The client interface implements the methods to access the key/value server instance, based on GRPC protocol. Each client is an instance of the KV739Client class, the exact methods implemented can be found in client/client.h.

Prerequisite

For compilation, the scripts assume that GRPC C++ Plugin libraries are installed in /usr/local, or are added on to the $PATH environment variable.

Build

Run make inside the client/ directory to generate a new lib739kv.so. This shared object file can then be used in any C/C++ application.

Server

The server interface is written in Go and implements the key value service. Install go and golang grpc packages.

Instructions to build and execute

For the first time, run:

cd server/
make gen

If any go dependency issues arise, run make clean and then make inside the server/ directory. For subsequent runs, the following suffices:

make build

The above command generates an executable recoverKV. By default, this starts the service at port 50051 on the localhost.

Logging and Storage

The key-value service uses a SQLite DB file located at /tmp/test.db. For clearing the database, stop the server and then remove the test.db file to start the service from a clean slate.
Additionally, the server also maintains some logs in the server/server.log directory.

Tests

Run make test inside the client/ directory to generate testing executables. We provide one correctness and two performance tests.

Performance Tests

After starting server instance, conduct the performance tests:

./performance_test <server-ip>:<port> <num-keys> <batch-size>

The second argument above is the total number of keys that will be used for the tests and the third argument is the batch size that will be used for sub test 3.
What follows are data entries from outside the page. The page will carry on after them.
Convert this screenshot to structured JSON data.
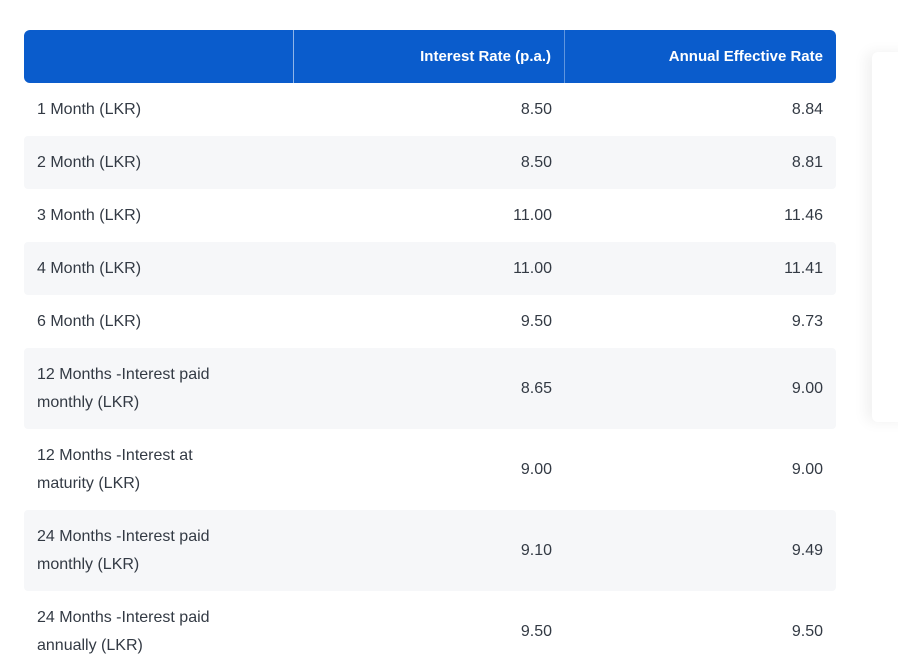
{
  "table": {
    "headers": [
      "",
      "Interest Rate (p.a.)",
      "Annual Effective Rate"
    ],
    "rows": [
      {
        "term": "1 Month (LKR)",
        "interest_rate": "8.50",
        "effective_rate": "8.84"
      },
      {
        "term": "2 Month (LKR)",
        "interest_rate": "8.50",
        "effective_rate": "8.81"
      },
      {
        "term": "3 Month (LKR)",
        "interest_rate": "11.00",
        "effective_rate": "11.46"
      },
      {
        "term": "4 Month (LKR)",
        "interest_rate": "11.00",
        "effective_rate": "11.41"
      },
      {
        "term": "6 Month (LKR)",
        "interest_rate": "9.50",
        "effective_rate": "9.73"
      },
      {
        "term": "12 Months -Interest paid monthly (LKR)",
        "interest_rate": "8.65",
        "effective_rate": "9.00"
      },
      {
        "term": "12 Months -Interest at maturity (LKR)",
        "interest_rate": "9.00",
        "effective_rate": "9.00"
      },
      {
        "term": "24 Months -Interest paid monthly (LKR)",
        "interest_rate": "9.10",
        "effective_rate": "9.49"
      },
      {
        "term": "24 Months -Interest paid annually (LKR)",
        "interest_rate": "9.50",
        "effective_rate": "9.50"
      }
    ]
  },
  "colors": {
    "header_background": "#0a5ccc",
    "header_text": "#ffffff",
    "row_alt_background": "#f6f7f9",
    "body_text": "#333a44"
  }
}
e.g ./performance_test 127.0.0.1:50051 10000 100

The other performance test is to measure the service throughput in situation of multiple client connection. Use the following command:

./multiperf_test <server-ip>:<port> <num-keys> <num-parallel-clients>

e.g ./multiperf_test 127.0.0.1:50051 10000 4

Correctness Test

After starting server instance, conduct the correctness tests:

./correctness_test <server-ip>:<port>

e.g ./correctness 127.0.0.1:50051

In either of performance or correctness tests, based on the instructions output by the testing script, you might have to shutdown/restart the server at appropriate times.